PANDAS is an acronym for Pediatric Autoimmune Neuropsychiatric Disorder Associated with Streptococcal infections. In working on this service project, Carroll said PANDAS is believed to be caused by an autoimmune response to a strep infection. The strep molecules hide in the child’s immune system by mimicking normal cells. After being discovered, the immune system produces antibodies to attack the foreign cells, but they also accidently attack healthy cells as well. This causes OCD, tics, separation anxiety, and other systems.
But, since the disorder is so new and somewhat rare – it affects only one in 200 children – many parents are unaware of the disorder, he added. This is why PANDAS is misdiagnosed and medicated incorrectly, which just exacerbates the child’s condition.
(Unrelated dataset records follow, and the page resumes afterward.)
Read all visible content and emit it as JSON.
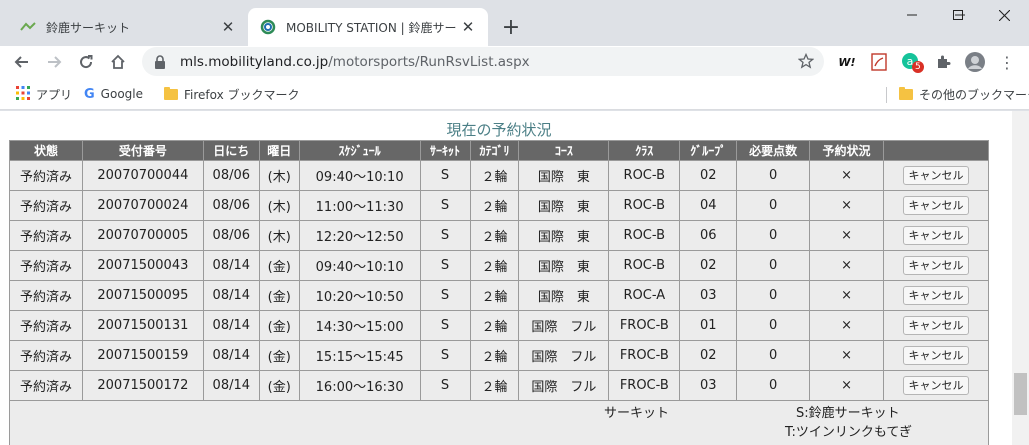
{
  "browser": {
    "tabs": [
      {
        "title": "鈴鹿サーキット",
        "active": false
      },
      {
        "title": "MOBILITY STATION | 鈴鹿サーキット",
        "active": true
      }
    ],
    "new_tab_label": "+",
    "url_host": "mls.mobilityland.co.jp",
    "url_path": "/motorsports/RunRsvList.aspx",
    "extension_badge": "5",
    "extension_w_label": "W!",
    "bookmarks": {
      "apps": "アプリ",
      "google": "Google",
      "firefox": "Firefox ブックマーク",
      "other": "その他のブックマーク"
    }
  },
  "page": {
    "title": "現在の予約状況",
    "table": {
      "headers": [
        "状態",
        "受付番号",
        "日にち",
        "曜日",
        "ｽｹｼﾞｭｰﾙ",
        "ｻｰｷｯﾄ",
        "ｶﾃｺﾞﾘ",
        "ｺｰｽ",
        "ｸﾗｽ",
        "ｸﾞﾙｰﾌﾟ",
        "必要点数",
        "予約状況",
        ""
      ],
      "rows": [
        [
          "予約済み",
          "20070700044",
          "08/06",
          "(木)",
          "09:40～10:10",
          "S",
          "２輪",
          "国際　東",
          "ROC-B",
          "02",
          "0",
          "×"
        ],
        [
          "予約済み",
          "20070700024",
          "08/06",
          "(木)",
          "11:00～11:30",
          "S",
          "２輪",
          "国際　東",
          "ROC-B",
          "04",
          "0",
          "×"
        ],
        [
          "予約済み",
          "20070700005",
          "08/06",
          "(木)",
          "12:20～12:50",
          "S",
          "２輪",
          "国際　東",
          "ROC-B",
          "06",
          "0",
          "×"
        ],
        [
          "予約済み",
          "20071500043",
          "08/14",
          "(金)",
          "09:40～10:10",
          "S",
          "２輪",
          "国際　東",
          "ROC-B",
          "02",
          "0",
          "×"
        ],
        [
          "予約済み",
          "20071500095",
          "08/14",
          "(金)",
          "10:20～10:50",
          "S",
          "２輪",
          "国際　東",
          "ROC-A",
          "03",
          "0",
          "×"
        ],
        [
          "予約済み",
          "20071500131",
          "08/14",
          "(金)",
          "14:30～15:00",
          "S",
          "２輪",
          "国際　フル",
          "FROC-B",
          "01",
          "0",
          "×"
        ],
        [
          "予約済み",
          "20071500159",
          "08/14",
          "(金)",
          "15:15～15:45",
          "S",
          "２輪",
          "国際　フル",
          "FROC-B",
          "02",
          "0",
          "×"
        ],
        [
          "予約済み",
          "20071500172",
          "08/14",
          "(金)",
          "16:00～16:30",
          "S",
          "２輪",
          "国際　フル",
          "FROC-B",
          "03",
          "0",
          "×"
        ]
      ],
      "cancel_label": "キャンセル"
    },
    "legend": {
      "circuit_label": "サーキット",
      "s_meaning": "S:鈴鹿サーキット",
      "t_meaning": "T:ツインリンクもてぎ"
    }
  },
  "colors": {
    "header_bg": "#676767",
    "cell_bg": "#ececec",
    "title_color": "#4b7f86"
  }
}
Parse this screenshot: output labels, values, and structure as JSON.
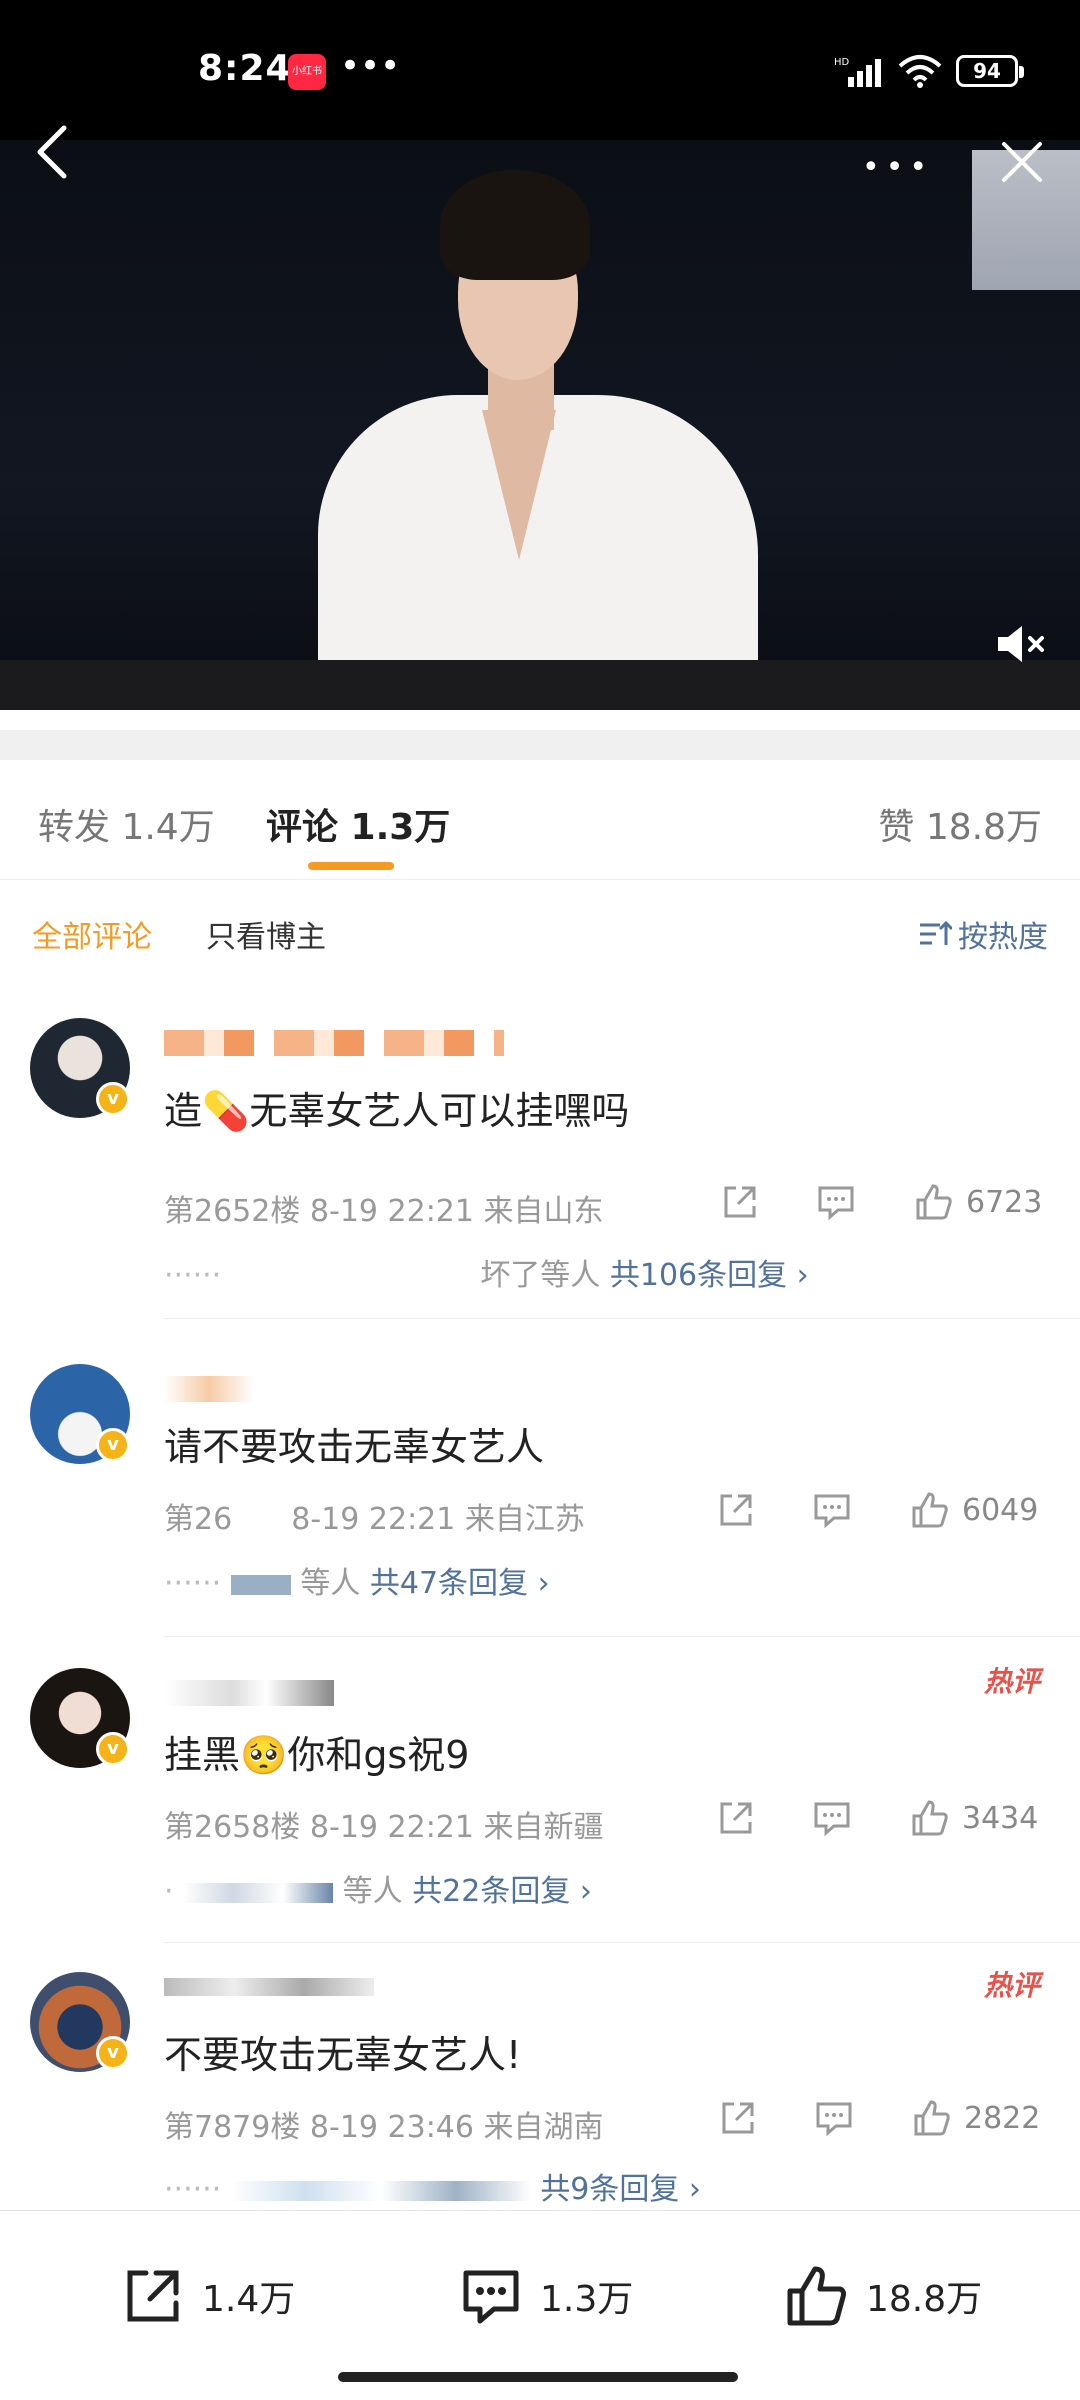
{
  "status_bar": {
    "time": "8:24",
    "app_badge": "小红书",
    "more": "•••",
    "network": "HD",
    "battery": "94"
  },
  "video": {
    "more_label": "•••"
  },
  "tabs": [
    {
      "label": "转发 1.4万"
    },
    {
      "label": "评论 1.3万"
    },
    {
      "label": "赞 18.8万"
    }
  ],
  "filters": {
    "all": "全部评论",
    "blogger_only": "只看博主",
    "sort": "按热度"
  },
  "comments": [
    {
      "text": "造💊无辜女艺人可以挂嘿吗",
      "floor": "第2652楼",
      "time": "8-19 22:21",
      "location": "来自山东",
      "likes": "6723",
      "reply_prefix": "坏了等人",
      "reply_link": "共106条回复 ›",
      "hot": ""
    },
    {
      "text": "请不要攻击无辜女艺人",
      "floor": "第26",
      "time": "8-19 22:21",
      "location": "来自江苏",
      "likes": "6049",
      "reply_prefix": "等人",
      "reply_link": "共47条回复 ›",
      "hot": ""
    },
    {
      "text": "挂黑🥺你和gs祝9",
      "floor": "第2658楼",
      "time": "8-19 22:21",
      "location": "来自新疆",
      "likes": "3434",
      "reply_prefix": "等人",
      "reply_link": "共22条回复 ›",
      "hot": "热评"
    },
    {
      "text": "不要攻击无辜女艺人!",
      "floor": "第7879楼",
      "time": "8-19 23:46",
      "location": "来自湖南",
      "likes": "2822",
      "reply_prefix": "",
      "reply_link": "共9条回复 ›",
      "hot": "热评"
    }
  ],
  "bottom_bar": {
    "reposts": "1.4万",
    "comments": "1.3万",
    "likes": "18.8万"
  },
  "colors": {
    "accent": "#f59a23",
    "link": "#50729c",
    "hot": "#e9514a",
    "verified": "#f5b317"
  },
  "icons": [
    "back-icon",
    "more-icon",
    "close-icon",
    "mute-icon",
    "sort-icon",
    "share-icon",
    "comment-icon",
    "like-icon",
    "verified-icon"
  ]
}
One sign that a child may have PANDAS is how often he/she has a strep throat. If a child has a case of strep six, seven, or eight times over a relatively brief period, that could be a warning signal, Carroll said.
The disorder is usually found in children ages three through nine, but the age range can vary on either side, he added.
Carroll, Nierenberg, and Cruickshank are hoping people participating in the bike ride will remember the disorder. By making more people aware of PANDAS “we can ensure that parents are able to recognize the signs of the disorder,” Carroll said. That will, in turn, help children with the disorder receive the right diagnosis and proper treatment.